The standard surgical approach for closed heart procedures in small infants and children is to use a posterolateral thoracotomy incision, which results in the division of the latissimus dorsi and serratus anterior muscles. The aim of our study was to determine the frequency and type of musculoskeletal deformities in children undergoing surgery with this approach for congenital cardiac disease.
We included 49 children, 28 boys and 21 girls, in the study. Their mean age was 10.2 ± 4.8 years, the mean age at the time of surgery was 3.8 ± 4.0 years, and they were evaluated at an average of 6 years after the thoracotomy. Of the patients, 94% had various musculoskeletal deformities. Scoliosis was observed in 15 patients (31%) but only in two patients did the curves exceed 25 degrees. Of these patients, three-fifths had aortic coarctation. Elevation of the shoulder was seen in 61%, winged scapula in 77%; while 14% had asymmetry of the thoracic wall due to the atrophy of the serratus anterior muscle. Deformity of the thoracic cage was observed in 18%; and 63% had asymmetry of the nipples.

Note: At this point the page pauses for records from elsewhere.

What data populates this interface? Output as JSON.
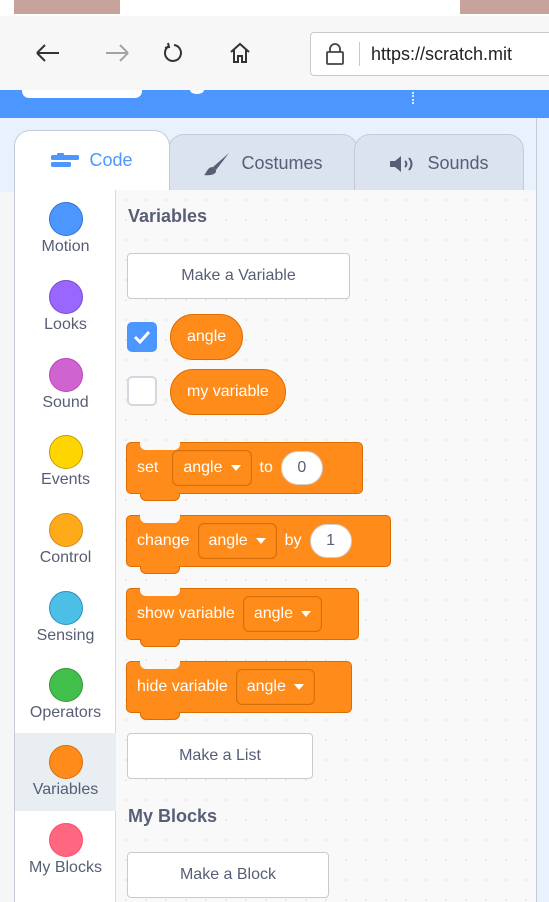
{
  "browser": {
    "url": "https://scratch.mit",
    "back_icon": "arrow-left",
    "forward_icon": "arrow-right",
    "refresh_icon": "refresh",
    "home_icon": "home",
    "lock_icon": "lock"
  },
  "tabs": [
    {
      "label": "Code",
      "icon": "code-icon",
      "active": true
    },
    {
      "label": "Costumes",
      "icon": "brush-icon",
      "active": false
    },
    {
      "label": "Sounds",
      "icon": "speaker-icon",
      "active": false
    }
  ],
  "categories": [
    {
      "label": "Motion",
      "color": "#4c97ff"
    },
    {
      "label": "Looks",
      "color": "#9966ff"
    },
    {
      "label": "Sound",
      "color": "#cf63cf"
    },
    {
      "label": "Events",
      "color": "#ffd500"
    },
    {
      "label": "Control",
      "color": "#ffab19"
    },
    {
      "label": "Sensing",
      "color": "#4cbfe6"
    },
    {
      "label": "Operators",
      "color": "#40bf4a"
    },
    {
      "label": "Variables",
      "color": "#ff8c1a",
      "selected": true
    },
    {
      "label": "My Blocks",
      "color": "#ff6680"
    }
  ],
  "palette": {
    "variables_heading": "Variables",
    "make_variable": "Make a Variable",
    "variables": [
      {
        "name": "angle",
        "checked": true
      },
      {
        "name": "my variable",
        "checked": false
      }
    ],
    "blocks": {
      "set": {
        "label": "set",
        "variable": "angle",
        "joiner": "to",
        "value": "0"
      },
      "change": {
        "label": "change",
        "variable": "angle",
        "joiner": "by",
        "value": "1"
      },
      "show": {
        "label": "show variable",
        "variable": "angle"
      },
      "hide": {
        "label": "hide variable",
        "variable": "angle"
      }
    },
    "make_list": "Make a List",
    "my_blocks_heading": "My Blocks",
    "make_block": "Make a Block"
  },
  "colors": {
    "accent": "#4c97ff",
    "variables": "#ff8c1a"
  }
}
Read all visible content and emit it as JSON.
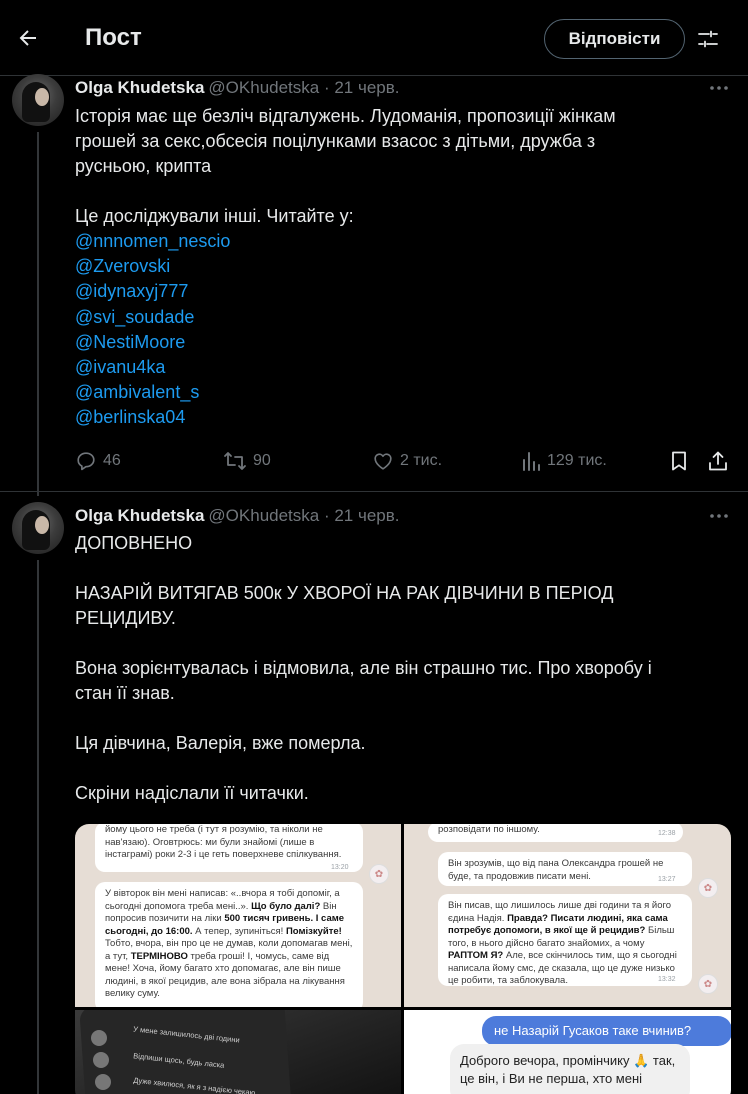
{
  "header": {
    "title": "Пост",
    "reply_label": "Відповісти"
  },
  "tweets": [
    {
      "author": "Olga Khudetska",
      "meta": "@OKhudetska · 21 черв.",
      "lines": [
        "Історія має ще безліч відгалужень. Лудоманія, пропозиції жінкам",
        "грошей за секс,обсесія поцілунками взасос з дітьми, дружба з",
        "русньою, крипта",
        "Це досліджували інші. Читайте у:"
      ],
      "mentions": [
        "@nnnomen_nescio",
        "@Zverovski",
        "@idynaxyj777",
        "@svi_soudade",
        "@NestiMoore",
        "@ivanu4ka",
        "@ambivalent_s",
        "@berlinska04"
      ],
      "stats": {
        "replies": "46",
        "reposts": "90",
        "likes": "2 тис.",
        "views": "129 тис."
      }
    },
    {
      "author": "Olga Khudetska",
      "meta": "@OKhudetska · 21 черв.",
      "lines": [
        "ДОПОВНЕНО",
        "НАЗАРІЙ ВИТЯГАВ 500к У ХВОРОЇ НА РАК ДІВЧИНИ В ПЕРІОД",
        "РЕЦИДИВУ.",
        "Вона зорієнтувалась і відмовила, але він страшно тис. Про хворобу і",
        "стан її знав.",
        "Ця дівчина, Валерія,  вже померла.",
        "Скріни надіслали її читачки."
      ],
      "media": {
        "img1": {
          "b1": "йому цього не треба (і тут я розумію, та ніколи не нав'язаю). Оговтрюсь: ми були знайомі (лише в інстаграмі) роки 2-3 і це геть поверхневе спілкування.",
          "b1_time": "13:20",
          "b2_a": "У вівторок він мені написав: «..вчора я тобі допоміг, а сьогодні допомога треба мені..». ",
          "b2_b": "Що було далі?",
          "b2_c": " Він попросив позичити на ліки ",
          "b2_d": "500 тисяч гривень. І саме сьогодні, до 16:00.",
          "b2_e": " А тепер, зупиніться! ",
          "b2_f": "Помізкуйте!",
          "b2_g": " Тобто, вчора, він про це не думав, коли допомагав мені, а тут, ",
          "b2_h": "ТЕРМІНОВО",
          "b2_i": " треба гроші! І, чомусь, саме від мене! Хоча, йому багато хто допомагає, але він пише людині, в якої рецидив, але вона зібрала на лікування велику суму."
        },
        "img2": {
          "b0": "розповідати по іншому.",
          "b0_time": "12:38",
          "b1": "Він зрозумів, що від пана Олександра грошей не буде, та продовжив писати мені.",
          "b1_time": "13:27",
          "b2_a": "Він писав, що лишилось лише дві години та я його єдина Надія. ",
          "b2_b": "Правда? Писати людині, яка сама потребує допомоги, в якої ще й рецидив?",
          "b2_c": " Більш того, в нього дійсно багато знайомих, а чому ",
          "b2_d": "РАПТОМ Я?",
          "b2_e": " Але, все скінчилось тим, що я сьогодні написала йому смс, де сказала, що це дуже низько це робити, та заблокувала.",
          "b2_time": "13:32"
        },
        "img3": {
          "row1": "У мене залишилось дві години",
          "row2": "Відпиши щось, будь ласка",
          "row3": "Дуже хвилюся, як я з надією чекаю"
        },
        "img4": {
          "blue": "не Назарій Гусаков таке вчинив?",
          "grey": "Доброго вечора, промінчику 🙏 так, це він, і Ви не перша, хто мені"
        }
      }
    }
  ],
  "icons": {
    "back": "arrow-left-icon",
    "settings": "sliders-icon",
    "more": "more-horizontal-icon",
    "reply": "comment-icon",
    "repost": "repost-icon",
    "like": "heart-icon",
    "views": "bar-chart-icon",
    "bookmark": "bookmark-icon",
    "share": "share-icon"
  },
  "colors": {
    "background": "#000000",
    "text": "#e7e9ea",
    "muted": "#71767b",
    "link": "#1d9bf0",
    "border": "#2f3336"
  }
}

Thus, we found that musculoskeletal deformities are frequent after thoracotomies in children with congenital cardiac disease. Patients who have undergone such procedures for cardiac or noncardiac surgery should be followed until their skeletal maturation is complete. Techniques sparing the serratus anterior and latissimus dorsi muscles should be preferred. These adverse effects of thoracotomy may be another reason for using interventional procedures in these cases.